Review of “Fast & Furious: Tokyo Drift”

This feels like a product pulled off the shelf, re-packaged for business reasons with one eye on the Asian market, branded under the Fast & Furious label, and polished up to satisfy its carefully targeted customers: testosterone laden male teens. And if the product experience you are after is some great street racing sequences, then Taiwanese-born director Justin Lin won’t let you down: the cars throb their way through packed streets, thread their way down narrow mountain roads and screech around car parks –“drifting” spectacularly around any hint of a corner and, if the road is straight, around whatever obstacles have been carefully placed for that reason.

But if the car races are firing on all cylinders, the storyline is in need of a major service and the dialogue belongs in the scrap yard. Dispensing with the characters and storyline of the previous two Fast & Furious Films, we follow Southern bad-boy Sean Boswell (Lucas Black) who is sent to live in Japan with his father when his street racing antics become too much for his mother and the American police.

Once in Tokyo, Sean wastes no time finding a street-wise American friend and army brat Twinkie (Bow Wow) and falling for Neela (Nathalie Kelley) the girlfriend of gangster D.K. (Brian Tee) who is the nephew of the local Yakuza boss. Fortunately for Sean, all the trouble he gets himself into in this eight-cylinder, high-octane world can be resolved with a car chase, and after learning how to drift, Sean is able to challenge D.K. to a duel for the girl and for freedom. There are some obvious nods to the Western here, but these are neither clever enough nor sustained sufficiently to save the story from its woeful predictability.

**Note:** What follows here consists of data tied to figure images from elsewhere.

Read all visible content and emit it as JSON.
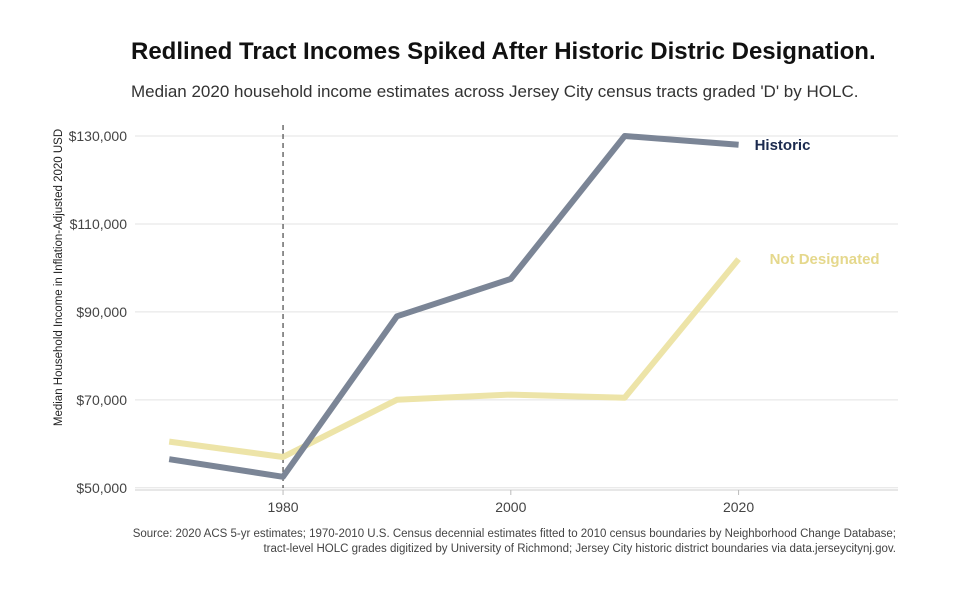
{
  "title": "Redlined Tract Incomes Spiked After Historic Distric Designation.",
  "subtitle": "Median 2020 household income estimates across Jersey City census tracts graded 'D' by HOLC.",
  "caption": {
    "line1": "Source: 2020 ACS 5-yr estimates; 1970-2010 U.S. Census decennial estimates fitted to 2010 census boundaries by Neighborhood Change Database;",
    "line2": "tract-level HOLC grades digitized by University of Richmond; Jersey City historic district boundaries via data.jerseycitynj.gov."
  },
  "chart_data": {
    "type": "line",
    "ylabel": "Median Household Income in Inflation-Adjusted 2020 USD",
    "xlabel": "",
    "x": [
      1970,
      1980,
      1990,
      2000,
      2010,
      2020
    ],
    "xlim": [
      1967,
      2034
    ],
    "ylim": [
      49500,
      132500
    ],
    "xticks": [
      1980,
      2000,
      2020
    ],
    "xtick_labels": [
      "1980",
      "2000",
      "2020"
    ],
    "yticks": [
      50000,
      70000,
      90000,
      110000,
      130000
    ],
    "ytick_labels": [
      "$50,000",
      "$70,000",
      "$90,000",
      "$110,000",
      "$130,000"
    ],
    "grid": "horizontal",
    "reference_line": {
      "x": 1980,
      "style": "dashed",
      "color": "#555555"
    },
    "series": [
      {
        "name": "Historic",
        "color": "#7b8596",
        "label_color": "#1b2a4e",
        "values": [
          56500,
          52500,
          89000,
          97500,
          130000,
          128000
        ]
      },
      {
        "name": "Not Designated",
        "color": "#ede4a8",
        "label_color": "#e5d88c",
        "values": [
          60500,
          57000,
          70000,
          71200,
          70500,
          102000
        ]
      }
    ],
    "legend": "direct labels at line ends"
  }
}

With lines like “you make your choices and you don’t look back” filling the script, the cast don’t have much of a chance. The boys’ grimace and grin behind the wheel whilst the girls – cast only as babes in mini-skirts (including Sean’s mother!) – ooh and aah at the action and get awarded as prizes. One of Sean’s lines to Neela when she shakes her head at him about his love of cars, gives away a lot about the underlying message of the film: “I’m a guy! It’s in my DNA”. If you share the same evolutionary path as Sean, this product might give you a moment of revved up satisfaction too.